Bogota, Jun 29 (EFE).- The ashes of thousands of victims of the Covid-19 pandemic are bringing back to life Colombia’s most abused natural reserve, the Paramo de Guerrero.
Just 70 kilometers from Bogota, the Guerrero reserve is a vital resource for the Neusa reservoir, which supplies water to the capital’s northern boroughs and Colombia´s montane savanna.
But due to rampant exploitation of the soil, it has become the country’s most damaged reserve.
Today, Guerrero serves a different, deeper purpose.
Since 2015, it has become a place of solace for families to say goodbye to their loved ones and lay their ashes.

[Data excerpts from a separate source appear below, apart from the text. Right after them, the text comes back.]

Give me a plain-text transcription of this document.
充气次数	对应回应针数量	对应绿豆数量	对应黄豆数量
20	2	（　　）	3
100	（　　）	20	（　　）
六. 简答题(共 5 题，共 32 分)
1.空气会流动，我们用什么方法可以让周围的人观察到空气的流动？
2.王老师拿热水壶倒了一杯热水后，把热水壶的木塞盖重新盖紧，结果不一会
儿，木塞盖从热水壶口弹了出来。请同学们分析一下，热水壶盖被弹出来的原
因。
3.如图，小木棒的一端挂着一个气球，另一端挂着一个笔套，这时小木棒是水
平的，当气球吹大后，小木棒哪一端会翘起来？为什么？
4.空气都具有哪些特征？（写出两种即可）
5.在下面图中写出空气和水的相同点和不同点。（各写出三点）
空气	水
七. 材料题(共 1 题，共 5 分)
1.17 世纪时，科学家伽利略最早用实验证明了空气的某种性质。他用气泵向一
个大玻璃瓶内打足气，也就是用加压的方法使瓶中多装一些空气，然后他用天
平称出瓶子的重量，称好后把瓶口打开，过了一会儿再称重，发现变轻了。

It has also become home to over 6,700 new trees that have been planted to honour the victims resting in peace at the 21-hectare land.
The initiative by NGO Ambiental Colombia Reserva de Vida involves planting a set of four different species of trees – rodamonte, alder, myrtle and wax – for every victim.
The trees nurture the land with CO2, water and oxygen, bringing the dead soil back to life.
“The reserve is something special for families, it is a place where they can mourn and recharge their energy all while generating life,” director of the NGO, Jaime Ballesteros, told Efe.
With the coronavirus pandemic, the reserve has become an even more special place for families who cannot say goodbye to their loved ones in churches or cemeteries.